Welcher der Charaktere stellte für Sie die größte Herausforderung dar? Wer steht Ihnen am nächsten?

Jede Figur stellte eine Herausforderung beim Schreiben dar. Der Flussmann erforderte natürlich eine tiefgreifende Aufbauarbeit, von seiner Vergangenheit bis zu seiner Gegenwart, von seinen Handlungen bis zu seinen Impulsen. Daniel Valencia, der junge Anwalt, der am Ende die Verbindung zwischen dem Mythischen und dem Realen sowie zwischen den Realitäten der Großstadt und denen einer verlorenen Stadt in unserer Region herstellt, ist eine weitere Figur, die sehr sorgfältig beschrieben werden musste.

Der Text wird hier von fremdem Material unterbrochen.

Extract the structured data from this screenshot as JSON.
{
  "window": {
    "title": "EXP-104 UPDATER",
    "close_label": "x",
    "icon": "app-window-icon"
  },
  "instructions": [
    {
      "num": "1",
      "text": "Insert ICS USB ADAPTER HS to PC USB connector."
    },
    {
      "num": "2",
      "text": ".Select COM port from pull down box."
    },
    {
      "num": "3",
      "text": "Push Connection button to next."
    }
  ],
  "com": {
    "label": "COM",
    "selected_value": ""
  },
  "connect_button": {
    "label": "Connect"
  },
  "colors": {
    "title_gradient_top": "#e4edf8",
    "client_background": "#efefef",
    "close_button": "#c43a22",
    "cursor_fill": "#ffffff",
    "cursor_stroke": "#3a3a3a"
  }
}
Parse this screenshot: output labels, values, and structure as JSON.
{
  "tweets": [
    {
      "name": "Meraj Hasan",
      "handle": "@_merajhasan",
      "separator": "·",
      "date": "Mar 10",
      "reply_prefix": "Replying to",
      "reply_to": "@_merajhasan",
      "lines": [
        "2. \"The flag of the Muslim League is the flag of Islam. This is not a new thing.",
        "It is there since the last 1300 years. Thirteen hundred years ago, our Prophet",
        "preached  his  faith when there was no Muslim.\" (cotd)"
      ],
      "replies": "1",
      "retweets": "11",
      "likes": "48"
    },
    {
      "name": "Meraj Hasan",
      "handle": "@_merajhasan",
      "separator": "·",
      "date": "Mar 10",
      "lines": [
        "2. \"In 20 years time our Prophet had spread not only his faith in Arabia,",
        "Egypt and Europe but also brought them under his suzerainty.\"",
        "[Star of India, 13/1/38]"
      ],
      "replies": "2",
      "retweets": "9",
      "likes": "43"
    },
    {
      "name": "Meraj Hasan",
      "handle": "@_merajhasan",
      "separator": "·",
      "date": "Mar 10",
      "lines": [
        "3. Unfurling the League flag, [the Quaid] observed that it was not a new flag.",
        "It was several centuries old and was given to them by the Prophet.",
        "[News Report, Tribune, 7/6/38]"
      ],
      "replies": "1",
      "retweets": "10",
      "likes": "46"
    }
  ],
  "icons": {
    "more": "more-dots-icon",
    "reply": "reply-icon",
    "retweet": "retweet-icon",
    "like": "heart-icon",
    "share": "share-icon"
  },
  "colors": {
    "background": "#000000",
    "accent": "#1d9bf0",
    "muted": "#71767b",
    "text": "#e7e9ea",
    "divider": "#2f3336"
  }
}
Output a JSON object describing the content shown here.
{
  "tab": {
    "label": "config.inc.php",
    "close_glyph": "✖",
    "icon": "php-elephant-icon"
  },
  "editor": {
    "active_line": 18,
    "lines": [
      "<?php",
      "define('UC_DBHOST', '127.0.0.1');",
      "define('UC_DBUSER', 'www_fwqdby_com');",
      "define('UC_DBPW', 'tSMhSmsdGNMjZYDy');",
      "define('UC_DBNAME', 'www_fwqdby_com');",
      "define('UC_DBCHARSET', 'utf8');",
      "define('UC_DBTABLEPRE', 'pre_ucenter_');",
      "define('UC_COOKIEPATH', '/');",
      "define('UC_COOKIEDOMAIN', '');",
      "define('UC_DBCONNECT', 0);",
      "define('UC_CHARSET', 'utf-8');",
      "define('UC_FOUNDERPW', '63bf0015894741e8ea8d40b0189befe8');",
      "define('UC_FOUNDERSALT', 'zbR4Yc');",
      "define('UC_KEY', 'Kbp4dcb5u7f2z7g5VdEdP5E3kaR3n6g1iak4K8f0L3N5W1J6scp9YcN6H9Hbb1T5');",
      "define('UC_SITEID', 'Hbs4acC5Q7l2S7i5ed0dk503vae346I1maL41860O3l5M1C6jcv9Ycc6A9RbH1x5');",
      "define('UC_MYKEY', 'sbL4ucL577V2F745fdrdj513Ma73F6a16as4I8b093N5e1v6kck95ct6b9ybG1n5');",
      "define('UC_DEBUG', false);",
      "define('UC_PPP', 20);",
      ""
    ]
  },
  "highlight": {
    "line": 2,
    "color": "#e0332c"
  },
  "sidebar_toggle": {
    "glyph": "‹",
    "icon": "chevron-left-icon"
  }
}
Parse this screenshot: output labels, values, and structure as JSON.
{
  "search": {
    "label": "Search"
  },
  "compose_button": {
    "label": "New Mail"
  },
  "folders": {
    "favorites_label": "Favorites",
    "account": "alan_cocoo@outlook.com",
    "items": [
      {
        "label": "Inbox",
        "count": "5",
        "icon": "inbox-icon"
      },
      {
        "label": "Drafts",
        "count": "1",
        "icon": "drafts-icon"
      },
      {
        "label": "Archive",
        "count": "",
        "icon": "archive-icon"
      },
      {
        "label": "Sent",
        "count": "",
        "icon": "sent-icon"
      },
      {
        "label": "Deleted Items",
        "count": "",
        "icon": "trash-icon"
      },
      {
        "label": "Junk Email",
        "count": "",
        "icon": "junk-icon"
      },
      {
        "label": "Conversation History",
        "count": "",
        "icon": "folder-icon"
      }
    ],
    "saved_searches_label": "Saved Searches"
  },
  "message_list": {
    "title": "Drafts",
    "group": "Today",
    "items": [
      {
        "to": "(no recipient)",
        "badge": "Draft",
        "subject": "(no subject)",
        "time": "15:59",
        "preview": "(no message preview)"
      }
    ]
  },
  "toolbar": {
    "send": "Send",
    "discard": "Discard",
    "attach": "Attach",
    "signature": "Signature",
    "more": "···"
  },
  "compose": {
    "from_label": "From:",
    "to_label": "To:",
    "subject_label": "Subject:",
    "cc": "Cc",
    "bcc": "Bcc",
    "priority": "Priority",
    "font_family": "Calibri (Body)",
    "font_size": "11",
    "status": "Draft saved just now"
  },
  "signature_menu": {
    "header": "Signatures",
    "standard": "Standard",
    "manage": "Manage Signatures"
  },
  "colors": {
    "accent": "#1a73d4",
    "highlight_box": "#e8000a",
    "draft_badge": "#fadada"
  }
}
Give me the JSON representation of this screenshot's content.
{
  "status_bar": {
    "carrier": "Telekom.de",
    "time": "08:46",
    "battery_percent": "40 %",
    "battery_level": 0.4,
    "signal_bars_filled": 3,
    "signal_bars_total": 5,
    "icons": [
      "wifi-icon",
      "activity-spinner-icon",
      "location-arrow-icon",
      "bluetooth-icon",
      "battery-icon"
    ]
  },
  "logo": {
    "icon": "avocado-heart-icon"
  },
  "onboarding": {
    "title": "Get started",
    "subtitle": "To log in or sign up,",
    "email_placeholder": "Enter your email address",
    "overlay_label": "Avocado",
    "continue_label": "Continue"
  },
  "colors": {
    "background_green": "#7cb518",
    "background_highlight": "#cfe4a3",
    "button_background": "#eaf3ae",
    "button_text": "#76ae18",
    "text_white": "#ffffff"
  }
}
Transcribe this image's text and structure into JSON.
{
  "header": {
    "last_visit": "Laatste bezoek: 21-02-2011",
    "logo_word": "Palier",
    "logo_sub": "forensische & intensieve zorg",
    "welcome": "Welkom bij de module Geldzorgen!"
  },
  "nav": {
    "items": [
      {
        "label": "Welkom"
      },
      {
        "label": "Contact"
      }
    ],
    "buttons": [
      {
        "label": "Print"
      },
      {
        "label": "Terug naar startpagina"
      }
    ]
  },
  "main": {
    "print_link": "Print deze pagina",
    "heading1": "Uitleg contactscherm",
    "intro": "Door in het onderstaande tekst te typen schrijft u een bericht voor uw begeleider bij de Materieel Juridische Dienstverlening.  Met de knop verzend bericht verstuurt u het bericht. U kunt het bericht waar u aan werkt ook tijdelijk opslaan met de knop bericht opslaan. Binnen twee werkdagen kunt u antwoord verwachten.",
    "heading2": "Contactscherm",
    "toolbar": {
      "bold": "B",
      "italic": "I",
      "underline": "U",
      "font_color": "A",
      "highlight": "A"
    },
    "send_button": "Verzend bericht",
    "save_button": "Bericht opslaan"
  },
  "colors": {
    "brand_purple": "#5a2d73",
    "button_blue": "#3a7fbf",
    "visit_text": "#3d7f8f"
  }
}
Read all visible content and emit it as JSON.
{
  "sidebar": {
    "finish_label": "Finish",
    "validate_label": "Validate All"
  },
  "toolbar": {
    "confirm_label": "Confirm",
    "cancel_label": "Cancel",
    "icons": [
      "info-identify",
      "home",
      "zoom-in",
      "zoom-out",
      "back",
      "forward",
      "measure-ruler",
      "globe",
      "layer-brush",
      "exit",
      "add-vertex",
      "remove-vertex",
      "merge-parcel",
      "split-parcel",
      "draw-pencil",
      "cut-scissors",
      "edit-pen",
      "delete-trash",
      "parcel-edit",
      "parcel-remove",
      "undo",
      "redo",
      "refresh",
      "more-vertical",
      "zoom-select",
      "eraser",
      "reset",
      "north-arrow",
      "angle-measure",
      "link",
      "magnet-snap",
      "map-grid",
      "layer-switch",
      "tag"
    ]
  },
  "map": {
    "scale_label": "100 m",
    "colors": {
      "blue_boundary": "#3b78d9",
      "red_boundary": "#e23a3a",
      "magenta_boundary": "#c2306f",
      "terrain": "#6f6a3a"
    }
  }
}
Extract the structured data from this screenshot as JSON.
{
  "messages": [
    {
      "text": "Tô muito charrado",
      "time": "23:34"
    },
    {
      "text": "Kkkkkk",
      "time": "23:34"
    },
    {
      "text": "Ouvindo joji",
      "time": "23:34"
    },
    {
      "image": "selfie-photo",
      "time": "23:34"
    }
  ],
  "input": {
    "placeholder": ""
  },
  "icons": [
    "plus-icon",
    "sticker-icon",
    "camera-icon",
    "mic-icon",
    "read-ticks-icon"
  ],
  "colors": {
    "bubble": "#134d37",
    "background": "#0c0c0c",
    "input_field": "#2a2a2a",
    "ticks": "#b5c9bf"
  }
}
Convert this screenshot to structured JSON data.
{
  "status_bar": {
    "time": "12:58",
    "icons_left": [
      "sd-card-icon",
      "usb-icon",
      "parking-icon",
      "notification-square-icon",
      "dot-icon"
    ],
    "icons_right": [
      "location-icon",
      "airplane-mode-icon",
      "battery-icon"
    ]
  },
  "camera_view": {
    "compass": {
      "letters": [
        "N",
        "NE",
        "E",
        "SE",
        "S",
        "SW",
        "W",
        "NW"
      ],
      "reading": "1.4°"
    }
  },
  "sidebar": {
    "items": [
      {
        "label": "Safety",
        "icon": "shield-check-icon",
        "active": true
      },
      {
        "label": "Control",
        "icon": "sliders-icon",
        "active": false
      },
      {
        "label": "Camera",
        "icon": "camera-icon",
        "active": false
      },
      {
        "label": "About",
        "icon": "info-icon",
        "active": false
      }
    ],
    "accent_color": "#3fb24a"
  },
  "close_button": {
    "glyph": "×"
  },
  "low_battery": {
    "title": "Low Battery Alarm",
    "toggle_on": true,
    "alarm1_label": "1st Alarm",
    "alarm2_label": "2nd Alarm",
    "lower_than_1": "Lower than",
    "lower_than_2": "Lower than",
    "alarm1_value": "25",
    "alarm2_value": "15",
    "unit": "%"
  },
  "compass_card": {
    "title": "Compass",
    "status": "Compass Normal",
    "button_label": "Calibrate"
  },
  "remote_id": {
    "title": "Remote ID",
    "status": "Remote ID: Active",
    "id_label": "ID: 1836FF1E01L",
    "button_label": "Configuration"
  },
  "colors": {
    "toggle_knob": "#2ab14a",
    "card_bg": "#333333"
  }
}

Eine weitere große Herausforderung war Myriam, das Mädchen, das, obwohl es sehr klein aussieht, zu einer der Hauptachsen der Handlung wird. Aber vielleicht sind die Charaktere, die mir am meisten am Herzen liegen, die beiden alten Frauen: Chila und Bertica Bahamón haben mein Herz erobert mit ihrem Mut, ihrer Fähigkeit, Schwierigkeiten zu meistern, ihrer guten Laune und sein Wunsch zu leben.

Óscar Godoy ist Direktor des Masterstudiengangs für literarisches Schaffen an der Central University.

Foto:Mit freundlicher Genehmigung von Diego Mozo Escobar/U. Central

Der Platz, den Sie natürlichen Erzählern einräumen, ist sehr wertvoll. Welchen Stellenwert haben „Altmännergeschichten“ in unserem Land?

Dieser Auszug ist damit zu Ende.